Behind the eloquence and sense that Kennedy was a cultured man who listened to classical music, was a widespread belief in the president’s ability to make decisions - particularly after the Cuban missile crisis, he said.

But what had really mattered was John Kennedy’s “temperament”, his ability to personify “hopefulness”, he said. This was something the professor suggested, was only seen in a few presidents, including Roosevelt and Reagan.

The assassination of Kennedy and the iconic image of a dignified Jackie Kennedy standing in a blood-stained dress on board Air Force One, as Lyndon B. Johnson was sworn in as the next US president, cemented a sense of duty to America, beyond the needs of family.

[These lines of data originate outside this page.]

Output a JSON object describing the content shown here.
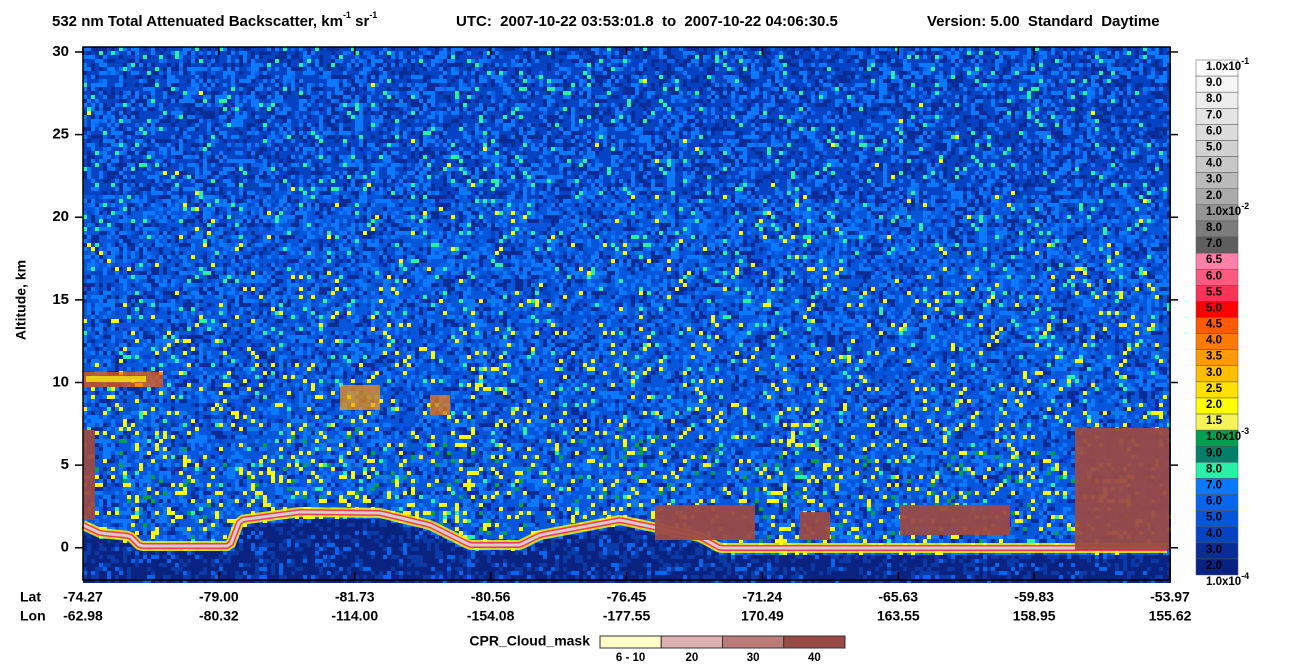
{
  "chart_data": {
    "type": "curtain",
    "title": {
      "text": "532 nm Total Attenuated Backscatter, km",
      "sup1": "-1",
      "unit2": " sr",
      "sup2": "-1"
    },
    "utc": "UTC:  2007-10-22 03:53:01.8  to  2007-10-22 04:06:30.5",
    "version": "Version: 5.00  Standard  Daytime",
    "ylabel": "Altitude, km",
    "ylim": [
      -1.95,
      30.3
    ],
    "yticks": [
      0,
      5,
      10,
      15,
      20,
      25,
      30
    ],
    "x_rows": [
      "Lat",
      "Lon"
    ],
    "lat": [
      "-74.27",
      "-79.00",
      "-81.73",
      "-80.56",
      "-76.45",
      "-71.24",
      "-65.63",
      "-59.83",
      "-53.97"
    ],
    "lon": [
      "-62.98",
      "-80.32",
      "-114.00",
      "-154.08",
      "-177.55",
      "170.49",
      "163.55",
      "158.95",
      "155.62"
    ],
    "colorbar": {
      "labels": [
        {
          "text": "1.0x10",
          "sup": "-1"
        },
        "9.0",
        "8.0",
        "7.0",
        "6.0",
        "5.0",
        "4.0",
        "3.0",
        "2.0",
        {
          "text": "1.0x10",
          "sup": "-2"
        },
        "8.0",
        "7.0",
        "6.5",
        "6.0",
        "5.5",
        "5.0",
        "4.5",
        "4.0",
        "3.5",
        "3.0",
        "2.5",
        "2.0",
        "1.5",
        {
          "text": "1.0x10",
          "sup": "-3"
        },
        "9.0",
        "8.0",
        "7.0",
        "6.0",
        "5.0",
        "4.0",
        "3.0",
        "2.0",
        {
          "text": "1.0x10",
          "sup": "-4"
        }
      ],
      "colors": [
        "#ffffff",
        "#f6f6f6",
        "#ededed",
        "#e4e4e4",
        "#dbdbdb",
        "#d1d1d1",
        "#c7c7c7",
        "#bababa",
        "#aaaaaa",
        "#959595",
        "#7c7c7c",
        "#5e5e5e",
        "#ff80a8",
        "#ff5a80",
        "#ff3355",
        "#ff0000",
        "#ff5a00",
        "#ff7c00",
        "#ff9a00",
        "#ffbe00",
        "#ffe000",
        "#ffff00",
        "#f4f45a",
        "#00a050",
        "#00806a",
        "#28f0a8",
        "#0a78ff",
        "#0866ee",
        "#0656dc",
        "#0444c4",
        "#0a2c96",
        "#082282"
      ]
    },
    "cloud_mask": {
      "title": "CPR_Cloud_mask",
      "labels": [
        "6 - 10",
        "20",
        "30",
        "40"
      ],
      "colors": [
        "#fffcc8",
        "#dcb0ae",
        "#bb7c79",
        "#9a4a46"
      ]
    }
  }
}
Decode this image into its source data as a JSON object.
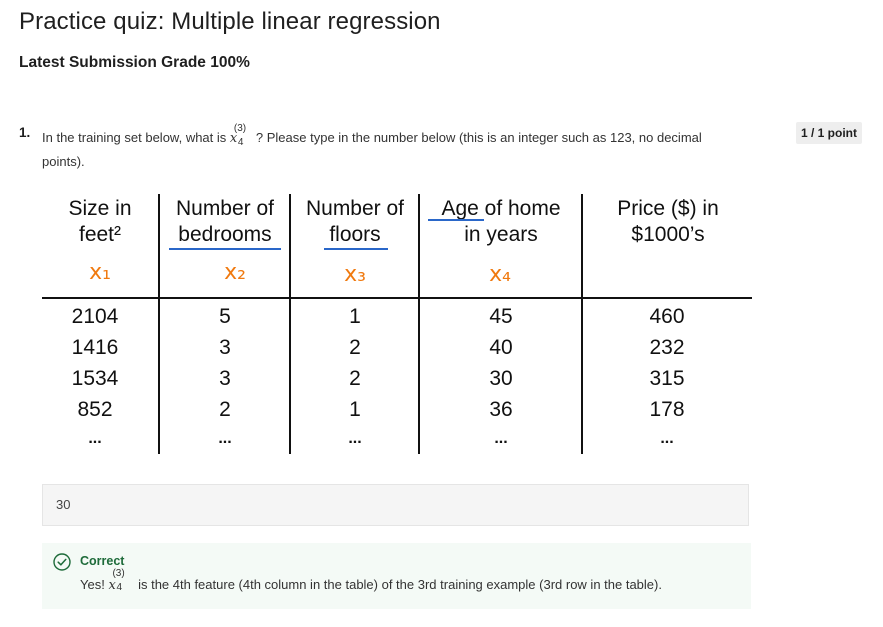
{
  "quiz": {
    "title": "Practice quiz: Multiple linear regression",
    "grade_text": "Latest Submission Grade 100%"
  },
  "question": {
    "number": "1.",
    "prefix": "In the training set below, what is",
    "math_symbol": "x",
    "superscript": "(3)",
    "subscript": "4",
    "suffix": "? Please type in the number below (this is an integer such as 123, no decimal",
    "suffix2": "points).",
    "points": "1 / 1 point"
  },
  "table": {
    "headers": [
      [
        "Size in",
        "feet²"
      ],
      [
        "Number of",
        "bedrooms"
      ],
      [
        "Number of",
        "floors"
      ],
      [
        "Age of home",
        "in years"
      ],
      [
        "Price ($) in",
        "$1000’s"
      ]
    ],
    "feature_labels": [
      "x₁",
      "x₂",
      "x₃",
      "x₄"
    ],
    "rows": [
      [
        "2104",
        "5",
        "1",
        "45",
        "460"
      ],
      [
        "1416",
        "3",
        "2",
        "40",
        "232"
      ],
      [
        "1534",
        "3",
        "2",
        "30",
        "315"
      ],
      [
        "852",
        "2",
        "1",
        "36",
        "178"
      ]
    ],
    "ellipsis": "..."
  },
  "answer": {
    "value": "30"
  },
  "feedback": {
    "status": "Correct",
    "prefix": "Yes!",
    "math_symbol": "x",
    "superscript": "(3)",
    "subscript": "4",
    "text": "is the 4th feature (4th column in the table) of the 3rd training example (3rd row in the table)."
  },
  "colors": {
    "accent_orange": "#f07a10",
    "underline_blue": "#2a67c9",
    "correct_green": "#1e6b3a"
  }
}
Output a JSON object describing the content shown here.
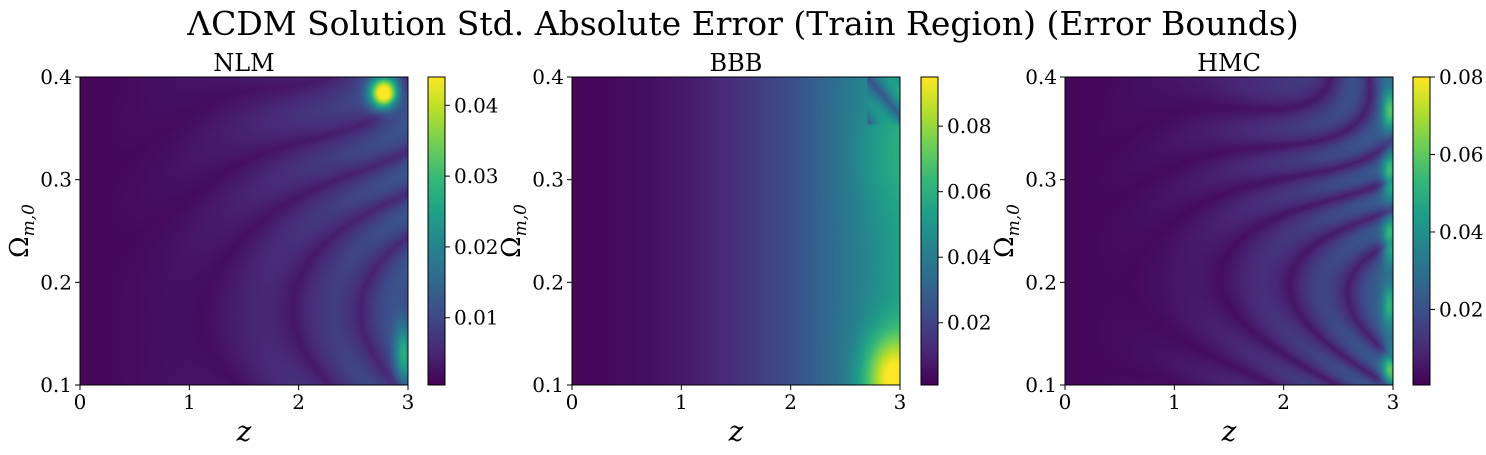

The years after his death were a high point for the Kennedy legacy when JFK was “almost a saint” and Prof Aldous said the assassination of Martin Luther King and Robert Kennedy in 1968, had led to Schlesinger proclaiming that what had occurred in that decade was the “murder of hope”.

Prof Aldous said Kennedy’s reputation diminished somewhat with the publication of details of his private life, and the publication by journalist Seymour Hersh of his book The Dark Side of Camelot”.

He said a middle ground assessment of Kennedy’s legacy would still see that his style was not without substance but “his greatest legacy was that he brought hopefulness to politics”.